A imbricação de vários crimes no tráfico de pessoas é vista como desafio para combate de casos, diz o Ministério Público do Trabalho em Mato Grosso (MPT). O crime, antes diretamente ligado à finalidade de exploração sexual da vítima, passou a abranger as condutas de “agenciar, aliciar, recrutar, transportar, transferir, comprar, alojar ou acolher pessoa, mediante grave ameaça, violência, coação, fraude ou abuso”, com a promulgação da lei 13.344/2016, de outubro de 2016.
O escopo de classificação do crime alcança agora também outras práticas criminosas como remoção de órgãos, submissão a trabalho em condições análogas às de escravo ou servidão, adoção ilegal ou exploração sexual.
“Ante a alteração, outras condutas antes não consideradas como tráfico de pessoas passaram a sê-lo, alargando, também o espectro de atuação dos órgãos fiscalizadores. Ademais, a lei n. 13.344/2016 promoveu uma alteração na estratégia de enfrentamento ao tráfico, mais alinhada com as normas internacionais a respeito do tema (em especial, o Protocolo de Palermo), incluindo uma rede de proteção e assistência às vítimas, além de políticas de prevenção – e não apenas repressão – ao crime”, explica a procuradora do Trabalho, Lys Sobral Cardoso.
Ela diz que tráfico de pessoas pode incluir acuações para trabalho análogo à escravidão sem que haja transporte da vida de um local para outro. Em Mato Grosso, no entanto, a zona rural ainda concentra os flagrantes de casos.

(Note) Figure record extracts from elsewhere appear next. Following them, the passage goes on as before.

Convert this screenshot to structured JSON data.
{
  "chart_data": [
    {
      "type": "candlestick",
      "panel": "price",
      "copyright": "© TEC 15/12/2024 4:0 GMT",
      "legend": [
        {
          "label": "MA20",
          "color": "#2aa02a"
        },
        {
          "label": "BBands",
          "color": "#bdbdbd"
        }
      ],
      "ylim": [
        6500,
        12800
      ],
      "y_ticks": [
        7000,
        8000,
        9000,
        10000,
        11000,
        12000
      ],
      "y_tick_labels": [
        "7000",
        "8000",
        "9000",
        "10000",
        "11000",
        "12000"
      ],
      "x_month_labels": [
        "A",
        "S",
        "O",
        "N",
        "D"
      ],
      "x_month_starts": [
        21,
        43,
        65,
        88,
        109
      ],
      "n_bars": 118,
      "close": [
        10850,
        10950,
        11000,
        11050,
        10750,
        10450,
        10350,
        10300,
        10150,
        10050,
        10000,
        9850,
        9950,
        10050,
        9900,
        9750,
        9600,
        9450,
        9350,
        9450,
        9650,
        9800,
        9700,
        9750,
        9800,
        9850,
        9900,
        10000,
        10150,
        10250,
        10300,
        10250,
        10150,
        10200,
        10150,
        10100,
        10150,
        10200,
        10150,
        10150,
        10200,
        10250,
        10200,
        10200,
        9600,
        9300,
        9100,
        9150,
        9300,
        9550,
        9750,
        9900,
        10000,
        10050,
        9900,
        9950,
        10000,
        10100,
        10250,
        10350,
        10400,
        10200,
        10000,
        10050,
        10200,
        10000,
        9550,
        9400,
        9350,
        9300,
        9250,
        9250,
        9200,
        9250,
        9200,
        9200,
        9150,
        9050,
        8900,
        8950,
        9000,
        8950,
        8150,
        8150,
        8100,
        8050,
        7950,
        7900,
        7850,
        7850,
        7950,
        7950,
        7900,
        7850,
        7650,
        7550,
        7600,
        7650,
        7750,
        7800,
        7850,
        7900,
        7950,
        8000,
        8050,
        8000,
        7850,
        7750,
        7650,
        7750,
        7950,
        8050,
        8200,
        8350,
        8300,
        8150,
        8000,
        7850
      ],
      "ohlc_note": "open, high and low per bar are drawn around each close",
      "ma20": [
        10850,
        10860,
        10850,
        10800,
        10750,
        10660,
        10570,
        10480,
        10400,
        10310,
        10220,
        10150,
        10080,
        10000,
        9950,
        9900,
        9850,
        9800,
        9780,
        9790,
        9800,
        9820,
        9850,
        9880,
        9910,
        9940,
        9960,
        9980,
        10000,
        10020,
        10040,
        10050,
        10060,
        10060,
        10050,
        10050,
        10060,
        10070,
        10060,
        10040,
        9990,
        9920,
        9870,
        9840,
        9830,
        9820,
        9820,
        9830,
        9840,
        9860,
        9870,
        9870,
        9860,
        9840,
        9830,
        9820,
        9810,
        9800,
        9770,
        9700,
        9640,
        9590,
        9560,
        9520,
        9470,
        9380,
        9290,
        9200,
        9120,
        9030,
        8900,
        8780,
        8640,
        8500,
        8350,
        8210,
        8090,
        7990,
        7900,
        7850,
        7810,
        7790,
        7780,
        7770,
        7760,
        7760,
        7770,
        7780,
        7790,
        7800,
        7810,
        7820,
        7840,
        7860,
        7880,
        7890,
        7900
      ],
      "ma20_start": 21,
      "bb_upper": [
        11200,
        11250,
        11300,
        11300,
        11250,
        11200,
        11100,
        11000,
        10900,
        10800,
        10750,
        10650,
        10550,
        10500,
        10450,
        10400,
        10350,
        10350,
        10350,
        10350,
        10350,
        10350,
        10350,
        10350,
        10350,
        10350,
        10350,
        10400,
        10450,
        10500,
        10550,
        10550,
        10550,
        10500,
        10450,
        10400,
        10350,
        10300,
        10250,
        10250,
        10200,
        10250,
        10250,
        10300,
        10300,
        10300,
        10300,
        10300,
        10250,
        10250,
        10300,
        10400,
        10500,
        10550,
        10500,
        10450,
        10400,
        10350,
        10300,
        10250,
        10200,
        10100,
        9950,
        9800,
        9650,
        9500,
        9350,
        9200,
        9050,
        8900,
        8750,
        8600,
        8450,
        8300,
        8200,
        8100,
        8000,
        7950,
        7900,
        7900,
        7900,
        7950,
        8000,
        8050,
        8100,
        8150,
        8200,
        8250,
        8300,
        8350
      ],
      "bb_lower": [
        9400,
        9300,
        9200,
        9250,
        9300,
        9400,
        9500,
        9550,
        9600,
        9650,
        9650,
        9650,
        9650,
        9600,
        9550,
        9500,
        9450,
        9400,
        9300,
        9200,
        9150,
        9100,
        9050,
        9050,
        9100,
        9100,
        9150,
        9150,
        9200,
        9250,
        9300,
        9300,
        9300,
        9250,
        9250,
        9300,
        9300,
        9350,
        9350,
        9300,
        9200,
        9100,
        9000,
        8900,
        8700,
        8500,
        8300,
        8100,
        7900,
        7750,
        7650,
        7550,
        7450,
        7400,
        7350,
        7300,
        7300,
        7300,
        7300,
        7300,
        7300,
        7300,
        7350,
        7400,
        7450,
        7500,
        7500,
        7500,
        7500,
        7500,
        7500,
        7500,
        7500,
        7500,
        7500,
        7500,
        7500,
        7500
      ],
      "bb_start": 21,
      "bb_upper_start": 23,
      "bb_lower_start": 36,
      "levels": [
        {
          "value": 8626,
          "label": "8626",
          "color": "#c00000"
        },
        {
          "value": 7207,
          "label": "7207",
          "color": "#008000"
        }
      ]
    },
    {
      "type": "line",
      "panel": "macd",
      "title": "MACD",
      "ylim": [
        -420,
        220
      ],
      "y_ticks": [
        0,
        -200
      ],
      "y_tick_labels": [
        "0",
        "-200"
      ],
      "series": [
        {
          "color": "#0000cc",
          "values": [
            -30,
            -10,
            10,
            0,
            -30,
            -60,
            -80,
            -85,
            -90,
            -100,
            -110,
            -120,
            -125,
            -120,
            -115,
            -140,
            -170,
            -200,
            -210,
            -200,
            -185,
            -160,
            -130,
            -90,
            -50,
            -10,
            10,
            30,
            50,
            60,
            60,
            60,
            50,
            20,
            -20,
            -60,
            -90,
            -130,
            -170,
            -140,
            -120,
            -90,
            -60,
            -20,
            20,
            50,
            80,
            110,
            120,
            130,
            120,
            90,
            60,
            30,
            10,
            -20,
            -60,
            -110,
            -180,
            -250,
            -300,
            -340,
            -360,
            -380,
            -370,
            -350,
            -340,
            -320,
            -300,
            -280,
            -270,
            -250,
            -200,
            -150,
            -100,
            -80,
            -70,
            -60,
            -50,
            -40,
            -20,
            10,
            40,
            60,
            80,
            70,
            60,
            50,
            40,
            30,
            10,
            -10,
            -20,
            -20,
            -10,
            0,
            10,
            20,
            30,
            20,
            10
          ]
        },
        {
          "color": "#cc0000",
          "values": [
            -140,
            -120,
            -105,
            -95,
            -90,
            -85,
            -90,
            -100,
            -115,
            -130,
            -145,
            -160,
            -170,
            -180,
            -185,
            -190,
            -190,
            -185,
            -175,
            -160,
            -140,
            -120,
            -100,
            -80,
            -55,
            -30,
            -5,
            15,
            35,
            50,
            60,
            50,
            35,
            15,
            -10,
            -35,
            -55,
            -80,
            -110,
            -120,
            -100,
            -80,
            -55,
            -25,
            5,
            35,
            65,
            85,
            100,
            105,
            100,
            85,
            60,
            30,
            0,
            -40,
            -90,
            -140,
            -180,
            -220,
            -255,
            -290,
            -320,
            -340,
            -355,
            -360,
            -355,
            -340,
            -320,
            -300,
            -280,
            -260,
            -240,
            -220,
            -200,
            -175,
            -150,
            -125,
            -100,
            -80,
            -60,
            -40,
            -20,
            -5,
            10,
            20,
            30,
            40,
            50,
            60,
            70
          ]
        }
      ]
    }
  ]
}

“O tráfico de pessoas, por possuir caráter multidisciplinar, desafia a atuação de diversos órgãos de fiscalização e repressão, dentre os quais o Ministério Público do Trabalho, que age no combate às formas ligadas à exploração de pessoas para o trabalho em regime de servidão ou em condições análogas às de escravo, inclusive em casos envolvendo crianças e adolescentes”.
De janeiro a outubro deste ano foram registrados 156 casos de resgate de vítimas da submissão a condições análogas às de escravo em Mato Grosso. A maior incidência de casos ocorre na zona rural, envolvendo trabalhadores do sexo masculino.
O trabalho escravo é hoje a maneira mais comum de crimes ocorridos por meio de tráfico de pessoas. O Ministério do Trabalho afirma que dados de relatório do Ministério das Relações Exteriores mostram que somente em 2013 foram registrados 62 casos de tráfico de pessoas no Brasil, 41 (66%) de tráfico para exploração sexual e 21 (34%) para trabalho escravo.
Ainda, nos casos envolvendo a exploração sexual, constatou-se a maioria de vítimas mulheres (36) e, naqueles envolvendo o trabalho escravo, maioria de vítimas homens (11).
“Em Mato Grosso, a rede de proteção e assistência às vítimas conta, ainda, com a atuação integrada do poder público e da sociedade civil organizada, tendo sido formado, em 2012, o Comitê Estadual de Prevenção e Enfrentamento ao Tráfico de Pessoas (CETRAP), com vistas à atuação preventiva e repressiva”, diz procuradora.
Subnotificação
A coordenadora do Núcleo de Enfrentamento ao Tráfico de Pessoa de Mato Grosso, Dulce Regina Amorim, diz que há subnotificação de casos. O desconhecimento sobre o crime de tráfico de pessoas, associado à falta de preparo da maioria de agentes públicos que podem averiguar situações suspeitas, faz os números serem um fraco reflexo da realidade.
Entre 2015 e 2016, houve registro de oito casos de contrabando de pessoas para trabalho escravo, exploração sexual e trabalho infantil. “Mas isso pode estar longe da realidade. Para se ter ideia, em um dia conversei com duas pessoas que sabiam de casos de tráfico, inclusive, uma delas se identificou como vítima. Todos os dias sabemos de algum caso, mas não podemos dizer que essa é média de Mato Grosso. Pode ser maior”.
Dulce Regina afirma que policiais rodoviários e agentes de monitoramento de fronteiras devem ser o principal grupo de capacitação para identificar o tráfico de pessoas. “Mas ainda falta essa sensibilidade, pois ainda não se pergunta se a pessoa que está de acompanhante está viajando por vontade própria, e essa se sente ameaçada não vai contar que está sendo traficada”.
A coordenadora afirma que o Núcleo, que ainda não tem atividade autônoma, trabalha três eixos: prevenção de crimes, atendimento à vítima e defesa e responsabilização dos aliciadores.
“Já temos uma data para intensificar os trabalhos que é o Julho Azul. Mas o Núcleo tem a função de avaliação de políticas públicas, de atendimento às vítimas e a cobrança dos culpados”.